APPEAL from a judgment of the District Court of the Fifth Judicial District, in and for Graham County. Fletcher M. Doan, Judge. Reversed and remanded.

The facts are stated in the opinion.

Frederick S. Nave, A. C. McKillop and W. K. Dial, for Appellants.

The defendants should be discharged by reason of the insufficiency of the verdict to support a judgment of conviction. The jury found the defendants guilty of one element of the offense charged but of no more. "It is a very familiar principle in the administration of the criminal law that all the circumstances essential to sustaining the indictment must be expressly found by the jury, and the court cannot supply a defect in the finding of the jury by intendment of implication." Commonwealth v Call, 21 Pick. (Mass.) 513, 32 Am. Dec. 284; People v. Small, 1 Cal.App. 320, 82 P. 87; People v Cummings, 117 Cal. 497, 49 P. 576; United States v John, 1 Black (66 U.S.), 484, 17 L.Ed. 225; People v. Tilley, 135 Cal. 61, 67 P. 42; Ring v State, 42 Tex. 282; State v. French, 50 La. Ann. 461, 23 So. 606; State v. Oakley, 103 N.C. 408, 9 S.E. 575; People v. Lee, 237 Ill. 272, 86 N.E. 573. The verdict has been accepted and recorded and the jury discharged without our consent, and without finding us guilty of any crime, and in effect finding us not guilty of any crime. We have been in jeopardy and are entitled to be discharged. People v. Small, 1 Cal.App. 320, 82 P. 87; People v. Terrill, 132 Cal. 497, 64 P. 894; State v. Stephanus, 53 Or. 135, 99 P. 428, 17 Am. & Eng. Ann. Cas. 1146.

John B. Wright, Attorney General, for Respondent.

The indictment shows that the defendant, before the finding of the indictment, with intent to unlawfully and feloniously cheat and defraud one Layton, then and there unlawfully, knowingly and feloniously, by the use of a trick and deception, false and fraudulent representations, statements and pretenses, and by means and by use of the confidence game, committed the unlawful acts which the indictment specifically alleges to be felony. The statute is taken from the state of Missouri, and the construction of Missouri should therefore be controlling upon this court. State v. Wilson, 223 Mo. 156, 122 S.W. 701. "The verdict, 'guilty as charged in the indictment,' was justly found, and was good in law." People v. De Cleer, 60 Cal. 61. "The form of the verdict is immaterial, if the intention to convict of the crime is unmistakably expressed." People v. Tilley, 135 Cal. 61, 67 P. 42; People v. McCarty, 48 Cal. 557; People v. Jochinsky, 106 Cal. 638, 39 P. 1077.

OPINION

KENT, C.J.

The appellants were indicted under the provisions of section 489 of the Penal Code. This section, so far as applicable, reads as follows: "Every person who, with intent to cheat and defraud, shall obtain . . . from any other person . . . any money, property, or valuable thing whatever, by means or by use of any trick or deception, or false or fraudulent representation, or statement of pretense, or by any other means or instruments, or device, commonly called the 'confidence game,' . . . shall be deemed guilty of a felony." The jury rendered a verdict as follows: "We, the jury duly impaneled and sworn in the above-entitled action, upon our oaths do find the defendants guilty of obtaining property by false representations as charged in the indictment."

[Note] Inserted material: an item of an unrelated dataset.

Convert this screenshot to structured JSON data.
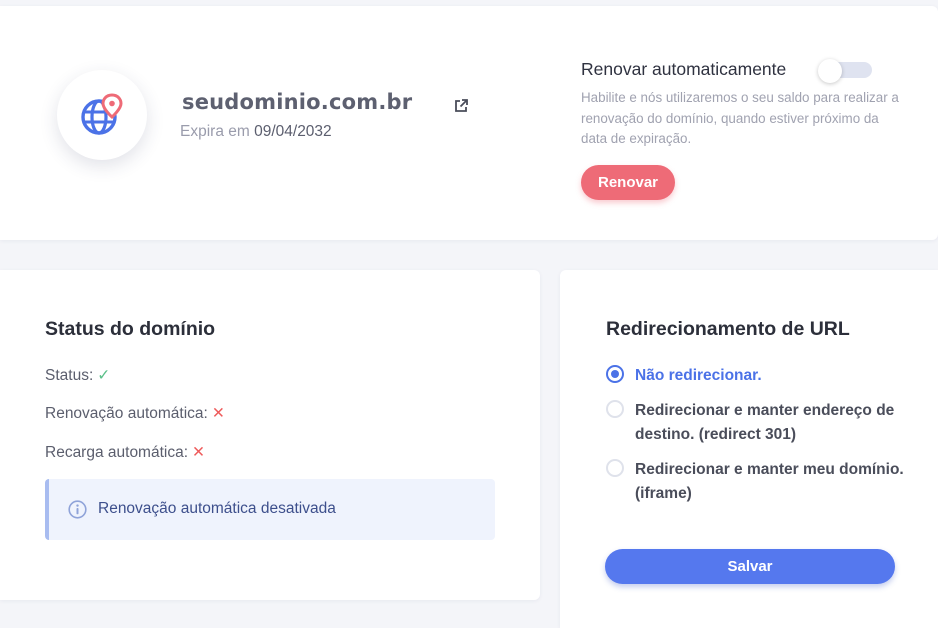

The first assignment of error urged by the appellants is that the verdict is insufficient to support a judgment of conviction, in that the verdict does not find against the defendants upon the issue raised in the case upon the indictment and plea of not guilty; the claim being that the verdict finds the defendants guilty of obtaining property by false representations, and does not find that the property was obtained with intent to cheat or defraud, or that the false representations were in the nature of a confidence game, or that the defendants, or either of them, knew that the representations, or any of them, were false or fraudulent; and, further, that the verdict does not find that the property was obtained within the county in which the indictment was found, or that the representations were made within such county. The appellants further claim that by the verdict the jury found the defendants guilty of a matter not charged against them, and that the verdict was a verdict of acquittal upon the essential elements of the offense charged, to wit, the element of intent to cheat and defraud, the element of knowledge or design, the element of the knowledge of the falsity of the representations, the element of the confidence game, and the element of venue.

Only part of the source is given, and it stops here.